|Coo-ee won't YOU come...|
|I met Margaret when we moved to Moss Vale in June 1971 and over the years our friendship grew. We went on holidays together, each lost husbands and moved several times but we kept in touch via emails and phone but it was now several years since we had met up.|
With children and grandchildren scattered over Queensland and NSW it mattered little where Margaret lived. Driving long distances had never seemed to bother her so I wasn't really surprised when she settled in a retirement village in Gilgandra. She has been there three years and I decided it was time for a visit.
As I approached the town I noted a large sign on the side of the road advertising something about Coo-ee. The Coo-ee I knew was the long extinct Cooee Clothing Company. I was still more puzzled when I found Margaret was in the Coo-ee Retirement Village and the word Coo-ee popped up in other places in town.

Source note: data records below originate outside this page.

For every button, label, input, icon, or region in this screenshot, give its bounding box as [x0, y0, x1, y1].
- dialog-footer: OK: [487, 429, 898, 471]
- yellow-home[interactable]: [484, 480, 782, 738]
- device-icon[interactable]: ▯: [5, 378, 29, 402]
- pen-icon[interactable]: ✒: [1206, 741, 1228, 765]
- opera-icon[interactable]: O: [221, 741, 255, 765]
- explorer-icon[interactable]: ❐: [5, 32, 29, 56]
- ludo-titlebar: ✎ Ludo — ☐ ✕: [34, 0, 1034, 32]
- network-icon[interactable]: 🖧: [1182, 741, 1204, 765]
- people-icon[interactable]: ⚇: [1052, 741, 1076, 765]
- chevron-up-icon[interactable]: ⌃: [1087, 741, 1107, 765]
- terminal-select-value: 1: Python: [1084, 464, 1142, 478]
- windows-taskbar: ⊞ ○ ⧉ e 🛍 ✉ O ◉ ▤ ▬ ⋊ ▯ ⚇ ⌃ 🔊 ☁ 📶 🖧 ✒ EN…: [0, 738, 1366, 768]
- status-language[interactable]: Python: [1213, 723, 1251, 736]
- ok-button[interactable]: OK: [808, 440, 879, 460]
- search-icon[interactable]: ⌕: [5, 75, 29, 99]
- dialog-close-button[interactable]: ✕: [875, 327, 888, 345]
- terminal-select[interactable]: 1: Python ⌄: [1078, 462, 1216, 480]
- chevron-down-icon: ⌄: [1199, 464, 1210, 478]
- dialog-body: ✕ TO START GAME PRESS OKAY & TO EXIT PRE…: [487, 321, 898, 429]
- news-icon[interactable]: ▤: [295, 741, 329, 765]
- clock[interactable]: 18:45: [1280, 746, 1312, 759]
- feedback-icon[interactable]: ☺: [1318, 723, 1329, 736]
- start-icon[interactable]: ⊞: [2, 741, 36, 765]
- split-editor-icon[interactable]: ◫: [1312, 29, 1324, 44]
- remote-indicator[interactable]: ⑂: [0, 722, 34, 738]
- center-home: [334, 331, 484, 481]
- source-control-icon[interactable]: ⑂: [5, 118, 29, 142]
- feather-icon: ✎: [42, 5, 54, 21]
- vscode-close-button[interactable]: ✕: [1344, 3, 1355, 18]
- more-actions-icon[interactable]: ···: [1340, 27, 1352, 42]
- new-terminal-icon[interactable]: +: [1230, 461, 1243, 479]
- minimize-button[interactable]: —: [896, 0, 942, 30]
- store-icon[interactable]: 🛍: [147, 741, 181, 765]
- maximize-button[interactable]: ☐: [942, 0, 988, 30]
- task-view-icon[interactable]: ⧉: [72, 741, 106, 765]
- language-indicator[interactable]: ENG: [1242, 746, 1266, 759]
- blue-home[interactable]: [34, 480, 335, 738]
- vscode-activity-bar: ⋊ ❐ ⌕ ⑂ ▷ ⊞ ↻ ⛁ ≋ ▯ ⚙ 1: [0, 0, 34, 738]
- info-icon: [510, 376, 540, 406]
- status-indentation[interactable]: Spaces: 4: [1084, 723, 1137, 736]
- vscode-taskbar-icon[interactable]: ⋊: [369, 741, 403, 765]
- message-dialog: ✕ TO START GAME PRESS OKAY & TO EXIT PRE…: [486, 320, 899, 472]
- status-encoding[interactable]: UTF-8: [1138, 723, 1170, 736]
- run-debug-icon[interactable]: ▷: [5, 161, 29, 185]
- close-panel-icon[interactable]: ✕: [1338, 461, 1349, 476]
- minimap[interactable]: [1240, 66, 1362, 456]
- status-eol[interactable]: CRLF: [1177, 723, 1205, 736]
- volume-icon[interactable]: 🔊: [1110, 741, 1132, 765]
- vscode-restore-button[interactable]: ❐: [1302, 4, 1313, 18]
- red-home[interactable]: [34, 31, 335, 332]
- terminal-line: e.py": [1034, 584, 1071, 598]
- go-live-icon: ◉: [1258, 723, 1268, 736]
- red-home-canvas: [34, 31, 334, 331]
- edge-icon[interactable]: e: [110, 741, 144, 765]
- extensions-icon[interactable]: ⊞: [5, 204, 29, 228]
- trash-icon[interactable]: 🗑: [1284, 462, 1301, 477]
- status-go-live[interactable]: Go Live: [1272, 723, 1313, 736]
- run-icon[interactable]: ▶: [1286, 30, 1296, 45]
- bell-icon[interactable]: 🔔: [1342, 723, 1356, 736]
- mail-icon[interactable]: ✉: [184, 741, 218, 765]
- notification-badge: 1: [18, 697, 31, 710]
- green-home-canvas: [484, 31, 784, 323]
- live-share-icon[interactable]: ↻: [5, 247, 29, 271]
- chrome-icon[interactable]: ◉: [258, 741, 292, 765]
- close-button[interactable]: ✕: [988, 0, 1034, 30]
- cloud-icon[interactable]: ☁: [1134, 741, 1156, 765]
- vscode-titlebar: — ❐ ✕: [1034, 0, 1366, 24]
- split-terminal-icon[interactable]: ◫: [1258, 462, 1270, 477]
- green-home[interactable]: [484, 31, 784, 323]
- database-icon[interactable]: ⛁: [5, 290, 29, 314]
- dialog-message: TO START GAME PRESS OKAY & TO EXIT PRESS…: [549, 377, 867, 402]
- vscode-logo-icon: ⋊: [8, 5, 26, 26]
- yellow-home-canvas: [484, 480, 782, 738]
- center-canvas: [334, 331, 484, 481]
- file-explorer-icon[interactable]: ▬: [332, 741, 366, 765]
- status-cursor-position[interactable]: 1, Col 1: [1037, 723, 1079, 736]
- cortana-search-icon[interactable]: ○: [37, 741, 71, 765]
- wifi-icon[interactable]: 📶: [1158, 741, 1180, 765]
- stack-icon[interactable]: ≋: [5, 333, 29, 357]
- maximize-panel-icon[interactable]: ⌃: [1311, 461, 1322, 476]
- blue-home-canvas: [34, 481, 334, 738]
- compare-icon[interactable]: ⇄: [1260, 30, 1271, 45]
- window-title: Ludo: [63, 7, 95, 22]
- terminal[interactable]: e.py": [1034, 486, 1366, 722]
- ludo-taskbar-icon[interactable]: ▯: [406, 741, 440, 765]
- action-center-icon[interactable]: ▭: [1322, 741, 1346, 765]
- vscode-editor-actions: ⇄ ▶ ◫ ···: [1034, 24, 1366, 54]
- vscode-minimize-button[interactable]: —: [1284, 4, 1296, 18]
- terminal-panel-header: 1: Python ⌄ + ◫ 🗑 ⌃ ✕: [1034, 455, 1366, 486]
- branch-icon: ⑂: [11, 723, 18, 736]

|I arrived on a Friday afternoon and we spent time catching up with family news. Saturday we had a magical day in the Warrumbungle's a place I had never been. Sunday Margaret told me she spends the morning as a volunteer manning the local information centre.|
It was a large building set back off the road just out of town. The main room contained the usual maps, postcards, souvenirs and a supply of local goods, including some very good honey. Beyond were three galleries.
|The first contained a display of shells, fossils and Aboriginal artefacts; the second housed a collection of local children's art; the third, and largest was devoted to - the Coo-ee March.|
I had a vague recollection of hearing about some march from back-of-beyond Sydney and here it all was. Begun by a local farmer who heeded the 'call from the Dardanelles'. Bill Hitchen was encouraged by the local Reverend Lee and began rounding up his mates - 'all through the western districts you appealed to everyone to crush the foes of righteousness, the keep Australia free'...
|So in October 1915 they set out along Bridge and Miller Streets cheered on by the population who threw red roses along their way. They had 300 miles (497km) to march to Sydney, collecting volunteers along the road. It was an amazing undertaking and apparently inspired other towns (I've no idea how many) to follow suit, thus swelling the number of enlistments in Sydney.|
Needless to say there were many who did not return but they are all commemorated in Gilgandra each October and the red rose has become a symbol in the town.